Cynthia RudinNobel Conference 57

Cynthia Rudin

Machine learning, the branch of artificial intelligence focused on learning from data, influences every one of us almost every day. Machine learning models lie behind your internet navigation, predicting what you might want to see or purchase. They underpin loan decisions. They're embedded in speech recognition software. They enable mail sorters and ATM machines to recognize handwritten digits, and they make possible the vision systems of self-driving cars. 

While machine learning predictions have largely been used in low-stakes decisions such as advertising or labeling images on social media, they are starting to be used in contexts in which incorrect decisions could be disastrous: health care decisions involving critically ill patients, and criminal justice. 

Machine learning models are often "black boxes." That term means either that a model's computations are so complex that humans could not possibly understand them, or that they are proprietary--the exclusive property of a company or other entity, which they keep secret. While black box models may not be particularly problematic when used in low-stakes decisions such as advertising, their use in high-stakes decisions has become dangerous.

Cynthia Rudin studies and advocates instead for the use of interpretable models--machine learning programs that humans can understand, but that can be as efficacious as their black box counterparts. Among the collaborative projects on which she works, she led the first major effort to maintain a power distribution network with machine learning (in New York City), and she developed algorithms for crime series detection, which allow police detectives to find patterns of housebreaks. She also works with neurologists to predict subclinical seizures in patients within the intensive care units of hospitals.

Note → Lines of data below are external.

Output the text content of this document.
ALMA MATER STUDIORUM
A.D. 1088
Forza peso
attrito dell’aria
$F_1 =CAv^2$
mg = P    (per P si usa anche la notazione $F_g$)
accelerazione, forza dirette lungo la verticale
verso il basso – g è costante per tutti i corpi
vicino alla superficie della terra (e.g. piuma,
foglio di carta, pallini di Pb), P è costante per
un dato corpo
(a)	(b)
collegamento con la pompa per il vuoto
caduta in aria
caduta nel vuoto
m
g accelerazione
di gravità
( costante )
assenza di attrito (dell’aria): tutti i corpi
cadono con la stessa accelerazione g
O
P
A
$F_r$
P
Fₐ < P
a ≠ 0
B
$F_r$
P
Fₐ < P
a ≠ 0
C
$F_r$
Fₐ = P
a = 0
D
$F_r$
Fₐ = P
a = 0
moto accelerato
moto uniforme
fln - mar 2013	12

Cynthia Rudin is a professor of computer science, electrical and computer engineering, and statistical science at Duke. She is also the principle investigator of the Prediction Analysis Lab, the focus of which is interpretable machine learning. Rudin is a fellow of both the American Statistical Association and the Institute of Mathematical Statistics. She is a three-time winner of the INFORMS Innovative Applications in Analytics Award, and was named as one of the "Top 40 Under 40" by Poets and Quants in 2015, and was named by Businessinsider.com as one of the 12 most impressive professors at MIT in 2015. She holds a PhD in applied and computational mathematics.